The PE of the system for various numbers of UEs is demonstrated in Figure 9. The proposed algorithm has the highest PE because of the reduced power consumption and the elevated system throughput. The “BPSO only” algorithm has lower PE because of its alleviated throughput and higher system power consumption compared to the proposed algorithm. The “random 10%” has lower PE than the “BPSO only” algorithm because of its alleviated system throughput caused by the random choice of the switched-off SCs. The “always on” algorithm has the least PE, since it has the largest power consumption and the least data rates because all the SCs are continuously active.

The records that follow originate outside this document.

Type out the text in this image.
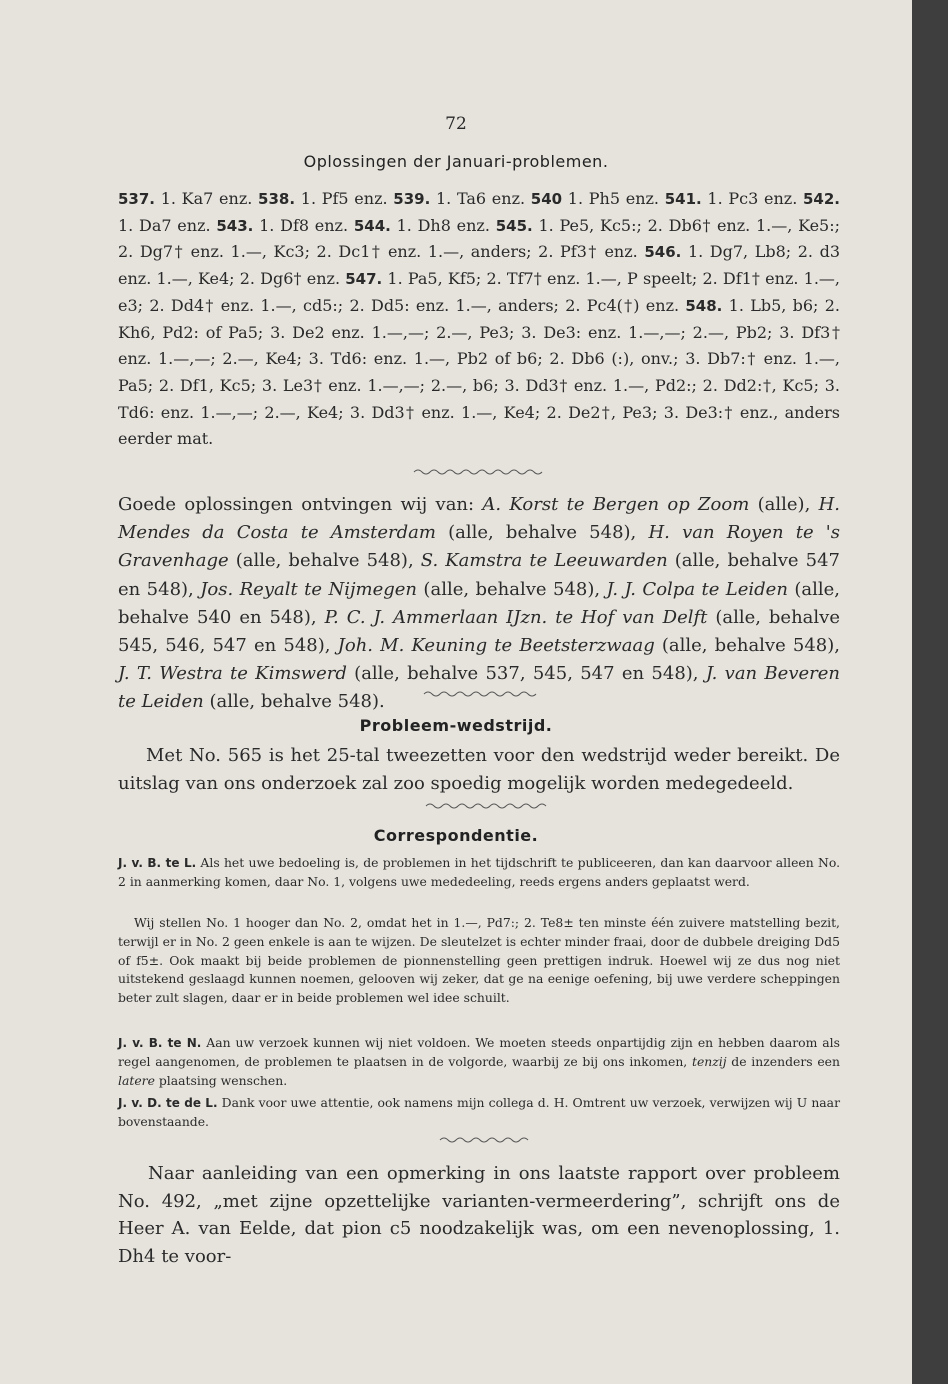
72
Oplossingen der Januari-problemen.

537. 1. Ka7 enz. 538. 1. Pf5 enz. 539. 1. Ta6 enz. 540 1. Ph5 enz. 541. 1. Pc3 enz. 542. 1. Da7 enz. 543. 1. Df8 enz. 544. 1. Dh8 enz. 545. 1. Pe5, Kc5:; 2. Db6† enz. 1.—, Ke5:; 2. Dg7† enz. 1.—, Kc3; 2. Dc1† enz. 1.—, anders; 2. Pf3† enz. 546. 1. Dg7, Lb8; 2. d3 enz. 1.—, Ke4; 2. Dg6† enz. 547. 1. Pa5, Kf5; 2. Tf7† enz. 1.—, P speelt; 2. Df1† enz. 1.—, e3; 2. Dd4† enz. 1.—, cd5:; 2. Dd5: enz. 1.—, anders; 2. Pc4(†) enz. 548. 1. Lb5, b6; 2. Kh6, Pd2: of Pa5; 3. De2 enz. 1.—,—; 2.—, Pe3; 3. De3: enz. 1.—,—; 2.—, Pb2; 3. Df3† enz. 1.—,—; 2.—, Ke4; 3. Td6: enz. 1.—, Pb2 of b6; 2. Db6 (:), onv.; 3. Db7:† enz. 1.—, Pa5; 2. Df1, Kc5; 3. Le3† enz. 1.—,—; 2.—, b6; 3. Dd3† enz. 1.—, Pd2:; 2. Dd2:†, Kc5; 3. Td6: enz. 1.—,—; 2.—, Ke4; 3. Dd3† enz. 1.—, Ke4; 2. De2†, Pe3; 3. De3:† enz., anders eerder mat.

Goede oplossingen ontvingen wij van: A. Korst te Bergen op Zoom (alle), H. Mendes da Costa te Amsterdam (alle, behalve 548), H. van Royen te 's Gravenhage (alle, behalve 548), S. Kamstra te Leeuwarden (alle, behalve 547 en 548), Jos. Reyalt te Nijmegen (alle, behalve 548), J. J. Colpa te Leiden (alle, behalve 540 en 548), P. C. J. Ammerlaan IJzn. te Hof van Delft (alle, behalve 545, 546, 547 en 548), Joh. M. Keuning te Beetsterzwaag (alle, behalve 548), J. T. Westra te Kimswerd (alle, behalve 537, 545, 547 en 548), J. van Beveren te Leiden (alle, behalve 548).

Probleem-wedstrijd.

Met No. 565 is het 25-tal tweezetten voor den wedstrijd weder bereikt. De uitslag van ons onderzoek zal zoo spoedig mogelijk worden medegedeeld.

Correspondentie.

J. v. B. te L. Als het uwe bedoeling is, de problemen in het tijdschrift te publiceeren, dan kan daarvoor alleen No. 2 in aanmerking komen, daar No. 1, volgens uwe mededeeling, reeds ergens anders geplaatst werd.

Wij stellen No. 1 hooger dan No. 2, omdat het in 1.—, Pd7:; 2. Te8± ten minste één zuivere matstelling bezit, terwijl er in No. 2 geen enkele is aan te wijzen. De sleutelzet is echter minder fraai, door de dubbele dreiging Dd5 of f5±. Ook maakt bij beide problemen de pionnenstelling geen prettigen indruk. Hoewel wij ze dus nog niet uitstekend geslaagd kunnen noemen, gelooven wij zeker, dat ge na eenige oefening, bij uwe verdere scheppingen beter zult slagen, daar er in beide problemen wel idee schuilt.

J. v. B. te N. Aan uw verzoek kunnen wij niet voldoen. We moeten steeds onpartijdig zijn en hebben daarom als regel aangenomen, de problemen te plaatsen in de volgorde, waarbij ze bij ons inkomen, tenzij de inzenders een latere plaatsing wenschen.

J. v. D. te de L. Dank voor uwe attentie, ook namens mijn collega d. H. Omtrent uw verzoek, verwijzen wij U naar bovenstaande.

Naar aanleiding van een opmerking in ons laatste rapport over probleem No. 492, „met zijne opzettelijke varianten-vermeerdering”, schrijft ons de Heer A. van Eelde, dat pion c5 noodzakelijk was, om een nevenoplossing, 1. Dh4 te voor-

The outage probability for various SINR thresholds in the case of 900 UEs is depicted in Figure 10. The outage probability is defined as the percentage of UEs that are unable to attain a certain SINR threshold. The proposed algorithm has the minimum outage probability because of the enhanced SINR of the users, which resulted from minimizing the interference. The “BPSO only” algorithm has larger outage probability than the proposed algorithm, since it has larger interference levels. Both algorithms consider the QoS of the users, as all the users have SINR larger than $SIN{R}_{thr}$ in both algorithms. The “random 10%” algorithm has larger outage probability than the “BPSO only” because of the deteriorated system performance. The “always on” algorithm has the largest outage probability because of the huge interference levels, as the SFR principle is not utilized and no on/off switching techniques are used, diminishing the total performance of the system.

6. Conclusions

Minimizing the power consumption of the SCs and elevating the PE of the network are huge challenges facing the 5G HetNets. In this paper, to tackle these challenges, novel algorithms are proposed based on linear increasing IW-BPSO and SFR. The BPSO algorithm is used for SC on/off switching reducing the power consumption of the system without deteriorating the QoS of the UEs. Moreover, the linearly increasing IW is exploited to enhance the convergence of the BPSO algorithm to find the minimum number of active SCs. Furthermore, the CT-based SFR is proposed, where the SCs are divided into center and edge regions and different sub-bands are allocated to the edge regions of the adjoining SCs, minimizing the interference among the SCs. The results demonstrate that the proposed algorithms surpass the other conventional algorithms with regard to the total system power consumption, the total system throughput, the PE, and the outage probability. Additional work can be done in the future to address the coverage hole problem in Voronoi cells and to enhance the accuracy of the PSO algorithm using dynamic inertia weight.